In my last post, I looked at first names as a rough gauge of author gender to see who is missing from libraries. This method has two obvious failings as a way of finding gender:
1) People use pseudonyms that can be of the opposite gender. (More often women writing as men, but sometimes men writing as women as well.)
2) People publish using initials. It's pretty widely known that women sometimes publish under their initials to avoid making their gender obvious.
The first problem is basically intractable without specific knowledge. (I can fix George Eliot by hand, but no other way). The second we can get actually get some data on, though. Authors are identified by their first initial alone in about 10% of the books I'm using (1905-1922, Open Library texts). It turns out we can actually figure out a little bit about what gender they are. If this is a really important phenomenon in the data, then it should show up in other ways.
Here's one way to look at that. For every letter, we can find the percentage of books using only the initial for authors with that letter. So for example, 11% of all books by people whose names start with "J" (James, Jessicas, etc.) are just by "J." Only 6% of those by people whose names start with "D" are.
Moreover, for every letter we know from the census the real distribution in the population of that name. 90% of all M's are female; 85% of all T's are male.

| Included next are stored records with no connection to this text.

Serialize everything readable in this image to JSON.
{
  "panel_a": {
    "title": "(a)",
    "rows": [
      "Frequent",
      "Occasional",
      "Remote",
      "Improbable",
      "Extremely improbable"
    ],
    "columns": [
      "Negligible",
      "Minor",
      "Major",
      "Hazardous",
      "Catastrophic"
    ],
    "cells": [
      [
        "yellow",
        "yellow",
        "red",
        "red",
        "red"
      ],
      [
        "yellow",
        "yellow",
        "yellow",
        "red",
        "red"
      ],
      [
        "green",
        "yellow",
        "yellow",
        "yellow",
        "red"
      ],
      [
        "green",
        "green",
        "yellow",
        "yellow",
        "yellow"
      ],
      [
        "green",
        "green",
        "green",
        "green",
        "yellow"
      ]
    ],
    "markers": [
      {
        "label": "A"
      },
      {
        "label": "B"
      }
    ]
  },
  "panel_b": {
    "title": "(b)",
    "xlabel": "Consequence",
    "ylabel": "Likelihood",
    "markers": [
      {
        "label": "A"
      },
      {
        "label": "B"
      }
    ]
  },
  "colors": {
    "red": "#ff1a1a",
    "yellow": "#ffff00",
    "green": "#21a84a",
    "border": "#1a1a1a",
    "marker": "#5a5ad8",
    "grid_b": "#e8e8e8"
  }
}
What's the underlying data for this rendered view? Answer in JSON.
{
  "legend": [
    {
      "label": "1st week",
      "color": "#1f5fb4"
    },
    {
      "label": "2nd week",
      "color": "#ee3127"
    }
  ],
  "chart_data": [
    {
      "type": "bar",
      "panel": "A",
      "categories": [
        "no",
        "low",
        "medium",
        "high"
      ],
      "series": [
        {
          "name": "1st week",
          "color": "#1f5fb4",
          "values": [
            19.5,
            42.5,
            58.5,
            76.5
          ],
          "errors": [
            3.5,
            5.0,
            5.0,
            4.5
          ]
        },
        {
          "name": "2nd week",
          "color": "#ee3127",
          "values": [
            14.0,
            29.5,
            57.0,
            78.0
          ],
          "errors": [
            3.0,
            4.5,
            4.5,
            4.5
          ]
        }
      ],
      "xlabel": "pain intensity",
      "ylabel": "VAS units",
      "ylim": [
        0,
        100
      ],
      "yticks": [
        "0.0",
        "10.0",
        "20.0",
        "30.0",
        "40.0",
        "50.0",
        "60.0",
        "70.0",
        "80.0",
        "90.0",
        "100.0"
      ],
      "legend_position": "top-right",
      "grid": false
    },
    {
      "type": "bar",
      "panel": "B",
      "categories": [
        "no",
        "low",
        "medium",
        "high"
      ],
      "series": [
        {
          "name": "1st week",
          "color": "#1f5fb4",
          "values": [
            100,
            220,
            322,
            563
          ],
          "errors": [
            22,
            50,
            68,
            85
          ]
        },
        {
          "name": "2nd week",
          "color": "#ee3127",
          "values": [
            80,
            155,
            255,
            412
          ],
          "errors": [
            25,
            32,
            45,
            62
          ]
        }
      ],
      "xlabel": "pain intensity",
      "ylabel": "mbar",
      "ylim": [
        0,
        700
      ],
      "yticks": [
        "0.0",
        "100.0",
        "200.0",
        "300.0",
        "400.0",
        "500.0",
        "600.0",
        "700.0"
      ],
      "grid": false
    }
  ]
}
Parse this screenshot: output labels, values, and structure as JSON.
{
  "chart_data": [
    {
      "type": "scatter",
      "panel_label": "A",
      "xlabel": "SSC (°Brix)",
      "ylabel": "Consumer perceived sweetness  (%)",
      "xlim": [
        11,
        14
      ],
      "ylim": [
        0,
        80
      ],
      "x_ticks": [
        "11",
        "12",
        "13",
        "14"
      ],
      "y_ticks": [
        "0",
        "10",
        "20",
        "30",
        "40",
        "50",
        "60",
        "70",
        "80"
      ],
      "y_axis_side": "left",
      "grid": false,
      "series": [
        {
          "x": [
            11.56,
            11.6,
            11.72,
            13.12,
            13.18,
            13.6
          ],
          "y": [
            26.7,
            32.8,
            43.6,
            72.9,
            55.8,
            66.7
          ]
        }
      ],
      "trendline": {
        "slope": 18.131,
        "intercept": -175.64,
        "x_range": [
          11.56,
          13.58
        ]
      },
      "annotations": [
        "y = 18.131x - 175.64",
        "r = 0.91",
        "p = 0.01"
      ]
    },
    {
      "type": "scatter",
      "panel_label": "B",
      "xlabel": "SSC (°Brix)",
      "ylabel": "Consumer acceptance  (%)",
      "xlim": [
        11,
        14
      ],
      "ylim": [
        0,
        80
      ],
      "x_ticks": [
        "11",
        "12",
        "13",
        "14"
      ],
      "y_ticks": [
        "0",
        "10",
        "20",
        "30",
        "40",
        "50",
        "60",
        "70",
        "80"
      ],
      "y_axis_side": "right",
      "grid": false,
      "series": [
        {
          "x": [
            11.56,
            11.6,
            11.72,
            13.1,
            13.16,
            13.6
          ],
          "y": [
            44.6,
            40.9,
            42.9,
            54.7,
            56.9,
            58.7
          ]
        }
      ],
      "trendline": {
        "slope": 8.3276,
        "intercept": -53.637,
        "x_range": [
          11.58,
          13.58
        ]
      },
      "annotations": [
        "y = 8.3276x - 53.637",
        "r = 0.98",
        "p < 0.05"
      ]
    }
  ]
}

We can combine those two, and see whether women's letters are used as initials more than men's letters are. I was hoping this might provide evidence for a whole raft of female authors in the library hiding behind their initials. But that turns out, as far as I can tell, not to be the case. In fact, majority-female letters are probably less likely to be used instead of full names than are majority-male letters.
[Edit--Note: size is the frequency of that letter beginning first names in the census.]
So the intuition here is that if someone's bookplate says "W. Brown," their name is most likely William or Willard; if "M. Black", it's probably Mary or Marian. If women use initials, the ratio of just "M." to Mary/Marian/Michael should be higher than that of just "W." to Willard/William/Willa. And that looks untrue.
Personally, I find this a disappointing result. I went in this looking for some nice evidence that women were publishing under their initials at significant rates: enough to make me think twice about gender when pulling an initialed book off the shelves. That seems not to be the case. (Although, it's worth remembering that in many cases, the title on the bookplate is shorter than that in the library catalog, so it's still possible). It's possible to come up with scenarios where it's still important--maybe Mary's don't even bother using initials since their gender is obvious, and Juliet's almost always do, since they know they'll be mistaken for James?--but I can't think of any really plausible ones. Can you?